The Andes Lidar Observatory (ALO) is an NSF-supported Upper Atmosphere Facility located in Cerro Pachón, Chile. Its main mission is to make detailed measurements of the upper atmosphere (80 to 110 kilometers) above the Andes with a suite of ground-based, remote-sensing instruments. The key instrument at ALO is a Na resonance-fluorescence lidar, which is capable of making nighttime measurements of atmospheric temperature, 3D wind and Na density at high temporal and vertical resolutions (~1 minute/500 meters) between 80 and 110 kilometer altitude. ALO also houses several passive optical instruments, including a Mesosphere Temperature Mapper, an Infrared Imager, a near-infrared All Sky Imager and a meteor radar.
The data collected at ALO are being used for a broad range of scientific research. This includes the characterization of gravity waves, planetary waves, gravity wave-tide interactions, instability processes and gravity wave breaking, atmospheric composition, gravity wave flux, eddy flux, and turbulence diffusion.
Summary plots and data downloads for some instruments will be available soon. Currently, Na lidar data is available online. Links to other instruments are provided.
Research Topics at ALO
Data acquired by the suite of instruments at ALO are being used in a broad range of research topics in aeronomy. Research topics include:
- Gravity wave characteristics
- Planetary waves
- GW-tide interactions
- Airglow response
- Mountain waves
- Instability and turbulence
- Wave transport
- Composition and chemistry
Instruments at ALO
The central instrumen at ALO is a Na resonance-fluorescence lidar. There is also a suite of passive optical instruments at ALO, and a meteor radar located nearby. Select an instrument below to see more detailed descriptions.
The Na Resonance-Fluorscense Lidar measures temperature, 3D wind velocity and Na density profiles in the 80-105 kilometer range, typically at one minute/500 meter resolutions.
CONDOR: A multi-static meteor radar system in northern Chile
A new meteor radar system, including a main station at ALO and two remote stations at Southern Cross Observatory (SCO) and Las Campanas Observatory (LCO), was installed in June 2019. This project is supported by the National Science Foundation (NSF) through a grant in the Major Research Instrumentation (MRI) program.
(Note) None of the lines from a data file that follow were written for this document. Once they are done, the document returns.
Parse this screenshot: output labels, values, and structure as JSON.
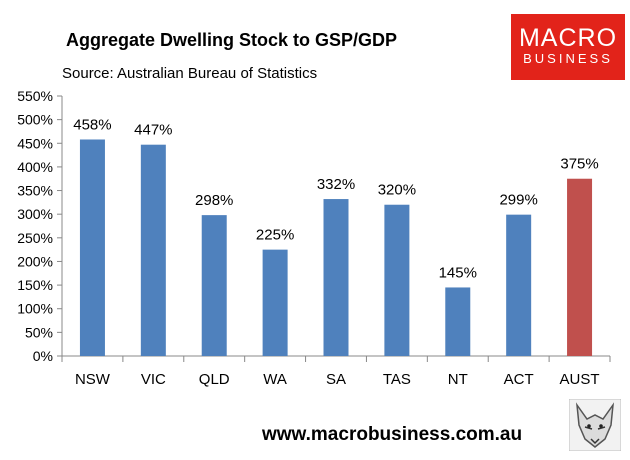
{
  "header": {
    "title": "Aggregate Dwelling Stock to GSP/GDP",
    "source": "Source: Australian Bureau of Statistics"
  },
  "logo": {
    "line1": "MACRO",
    "line2": "BUSINESS",
    "color": "#e2231a"
  },
  "footer": {
    "url": "www.macrobusiness.com.au",
    "mascot_icon": "wolf-icon"
  },
  "chart_data": {
    "type": "bar",
    "title": "Aggregate Dwelling Stock to GSP/GDP",
    "categories": [
      "NSW",
      "VIC",
      "QLD",
      "WA",
      "SA",
      "TAS",
      "NT",
      "ACT",
      "AUST"
    ],
    "values": [
      458,
      447,
      298,
      225,
      332,
      320,
      145,
      299,
      375
    ],
    "value_labels": [
      "458%",
      "447%",
      "298%",
      "225%",
      "332%",
      "320%",
      "145%",
      "299%",
      "375%"
    ],
    "unit": "%",
    "ylim": [
      0,
      550
    ],
    "yticks": [
      "0%",
      "50%",
      "100%",
      "150%",
      "200%",
      "250%",
      "300%",
      "350%",
      "400%",
      "450%",
      "500%",
      "550%"
    ],
    "bar_colors": [
      "#4f81bd",
      "#4f81bd",
      "#4f81bd",
      "#4f81bd",
      "#4f81bd",
      "#4f81bd",
      "#4f81bd",
      "#4f81bd",
      "#c0504d"
    ],
    "grid": false,
    "legend": false
  }
}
The radar system is an Enhanced Meteor Detection Radar (EMDR) made by ATRAD. The multi-static configuration enables detection of significantly more meteor echoes from both backward and forward scattering signals, and extends the north coverage of radar measurements compared with a traditional mono-static meteor radar.
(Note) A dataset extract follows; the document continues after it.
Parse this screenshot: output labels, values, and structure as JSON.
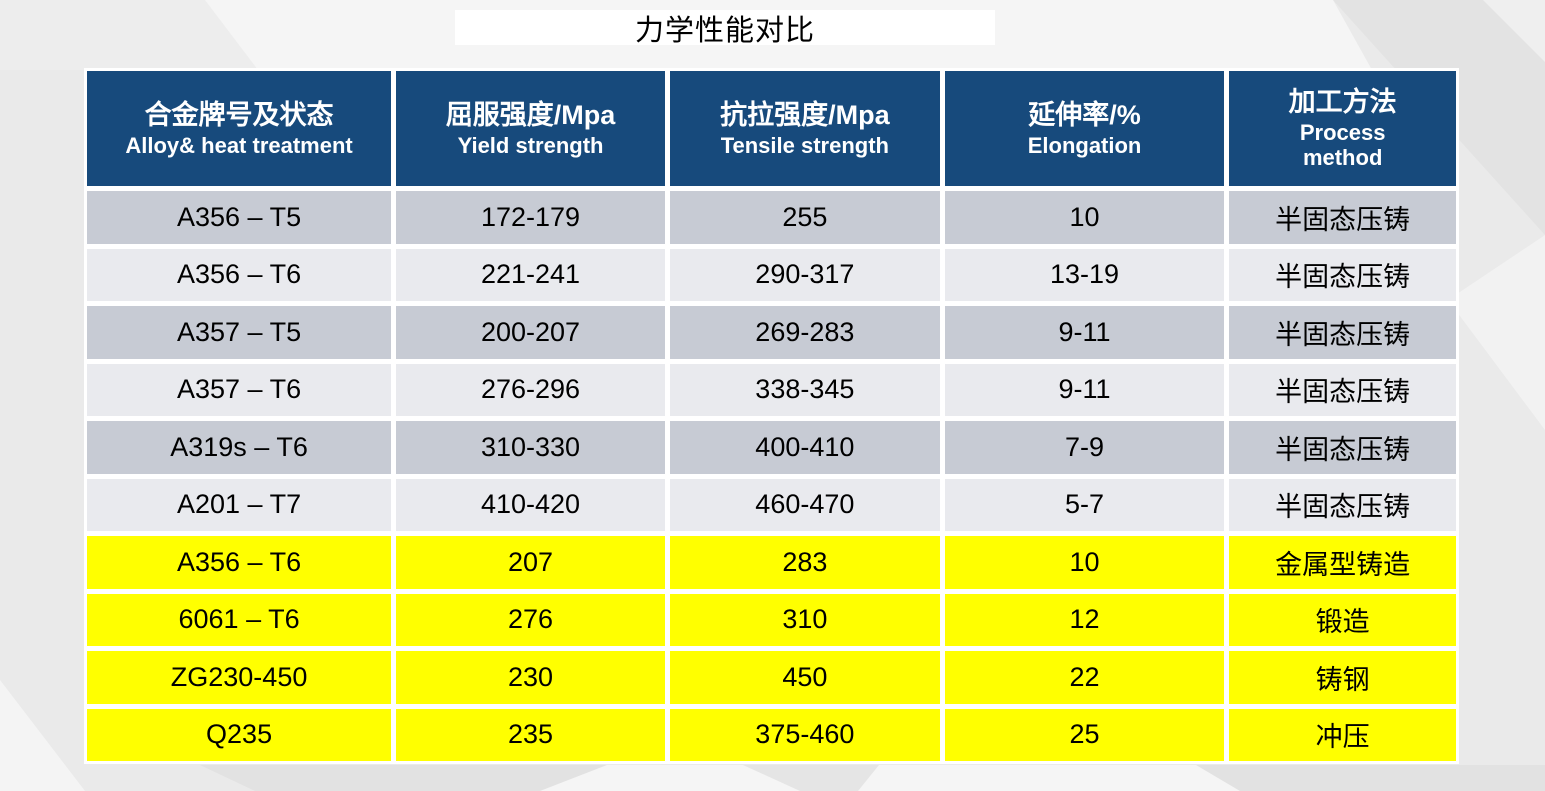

The installation of the radar system was completed in February 2020, when the receive system at LCO was completed and became operational.
An illustration of multi-static meteor radar detection at ALO, SCO and LCO.
Main Station at ALO
The main station was installed in June 2019 and became operational on June 25, 2019.
EMDR transmitting and receiving antennas and instrument shelter at ALO.
Remote Station at SCO
A remote receive system was installed at Southern Cross Observatory (SCO) near Cambarbala, Chile, and became operational on July 15, 2019.
EMDR receiving antennas and instrument shelter at SCO.
Remote Station at LCO
A second remote receive system was installed at Las Campanas Observatory (LCO) in February 2020 and became operational on February 20, 2020.
Eastward view of LCO.
The All Sky Imager is operated monthly at night during low-moon periods. It records airglow images of hydroxyl (OH) and atomic (O) green line emissions. Movies and keograms will be made available soon after the images are processed.
The MTM can measure mesospheric temperature using airglow emissions. It is managed by Dr. Michael Taylor at Utah State University.
The Aerospace Corporation’s Nightglow Imager (ANI) observes nighttime OH emission (near 1.6 μm) every two seconds over an approximate 73-degree field of view. Its data has been used to study instability features such as Kelvin-Helmholtz instability.